After waiting in our basement for two weeks, my parents leave tomorrow. They will miss the delivery, assuming it ever happens. This bums me out, and I know they’re frustrated that their whole visit was for naught, though they’re far too diplomatic to say so. It was never clear to me what exactly their role would be during the delivery, though my wife continues to maintain—even after spending 11 days with them—that she wanted them in the room when she delivered. I just don’t see it.
She felt so strongly about this that she paid a visit the other day to our OB to get her membranes stripped. (Technically, not a violation of #6 on our birth plan.) Basically, Sarah consented to have Dr.

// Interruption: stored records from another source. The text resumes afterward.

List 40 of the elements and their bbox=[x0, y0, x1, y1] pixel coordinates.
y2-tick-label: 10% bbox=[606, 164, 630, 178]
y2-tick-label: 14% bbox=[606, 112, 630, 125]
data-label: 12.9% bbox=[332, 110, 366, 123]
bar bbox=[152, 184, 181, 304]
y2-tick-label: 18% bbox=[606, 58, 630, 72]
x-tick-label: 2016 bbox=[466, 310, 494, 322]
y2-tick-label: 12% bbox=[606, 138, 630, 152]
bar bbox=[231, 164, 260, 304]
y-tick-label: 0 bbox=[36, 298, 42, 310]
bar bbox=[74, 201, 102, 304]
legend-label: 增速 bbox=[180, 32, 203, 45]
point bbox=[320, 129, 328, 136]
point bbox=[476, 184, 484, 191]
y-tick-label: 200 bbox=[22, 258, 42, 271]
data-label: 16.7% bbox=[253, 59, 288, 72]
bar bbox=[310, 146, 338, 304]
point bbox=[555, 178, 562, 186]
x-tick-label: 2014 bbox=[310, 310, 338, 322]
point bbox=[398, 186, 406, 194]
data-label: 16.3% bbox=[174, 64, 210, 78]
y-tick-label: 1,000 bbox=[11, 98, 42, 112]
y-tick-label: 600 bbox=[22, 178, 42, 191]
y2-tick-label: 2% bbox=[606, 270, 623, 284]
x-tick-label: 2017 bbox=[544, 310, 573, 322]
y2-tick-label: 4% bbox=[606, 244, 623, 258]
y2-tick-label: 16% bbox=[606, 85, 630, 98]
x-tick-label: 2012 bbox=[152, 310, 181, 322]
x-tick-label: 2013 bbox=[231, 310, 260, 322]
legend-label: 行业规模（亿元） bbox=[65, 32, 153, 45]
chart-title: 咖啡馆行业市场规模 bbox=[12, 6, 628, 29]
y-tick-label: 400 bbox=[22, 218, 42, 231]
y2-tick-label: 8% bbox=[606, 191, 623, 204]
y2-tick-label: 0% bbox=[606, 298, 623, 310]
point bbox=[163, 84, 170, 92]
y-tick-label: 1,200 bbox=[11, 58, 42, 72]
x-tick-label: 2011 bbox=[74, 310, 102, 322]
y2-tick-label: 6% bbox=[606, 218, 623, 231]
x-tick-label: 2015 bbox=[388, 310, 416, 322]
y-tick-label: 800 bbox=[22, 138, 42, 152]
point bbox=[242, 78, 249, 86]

Harth stick a finger in her uterus and separate it from the bag surrounding the amniotic fluid. It’s supposed to irritate the uterus, which I’m sure is already plenty annoyed, and ideally, contractions follow shortly afterwards. This is sort of the prenatal equivalent of someone whacking the TV to get it to work.
Of course, nothing happened. Sarah is now two weeks overdue. And now—cue the violins—we’ve got another deadline in addition to my parents’ flight tomorrow afternoon: Doctor Harth called to say she’s going to induce in two days. This announcement had Sarah moping around the house for hours. Induction! That’s the first push down a slippery slope that generally means a decidedly non-Bradley delivery, and the prospect makes Sarah miserable.
“I just need to accept the fact that I’m going to be induced,” she said. “And I’m going to need pitocin, and I’ll have to be on an IV, and I’ll probably have to have an epidural. I’m going to have to be strapped to a bed. This is not going to be the way we want it to be.”
I gave her one of my typically lame pep talks, full of platitudes like:
“Oh, well, we tried.”
“It’s not the end of the world.”
“I still love you.”
Sarah agreed. Then she put it all in perspective by saying it didn’t matter so long as the delivery was safe and we had a healthy child at the end. (Another platitude, yes. But a true one.)
So today we went to see a movie (Million Dollar Baby, hugely overrated) while my folks went to Whole Foods to buy Sarah some labor-inducing raspberry leaf tea. Kenn and Julie brought us over some dinner, which was incredibly nice, and Sarah has drank six cups of the raspberry leaf tea, even though she claims, “It tastes like shit, or plastic, or plastic shit.”
In bed now, watching Napoleon Dynamite on the laptop. I can hear my parents scurrying around a floor below us, packing their suitcases. Meanwhile, Sarah tried to watch the movie, but she’s constipated, so she gets up to go to the bathroom every few minutes with weird stomach cramps, and I have to keep pausing it. Finally, she told me to just keep the movie going, and disappeared into the bathroom for good. Sorry, Napoleon. I’m having a hard time keeping my eyes open.
Funny how life doesn’t give a shit about your plans.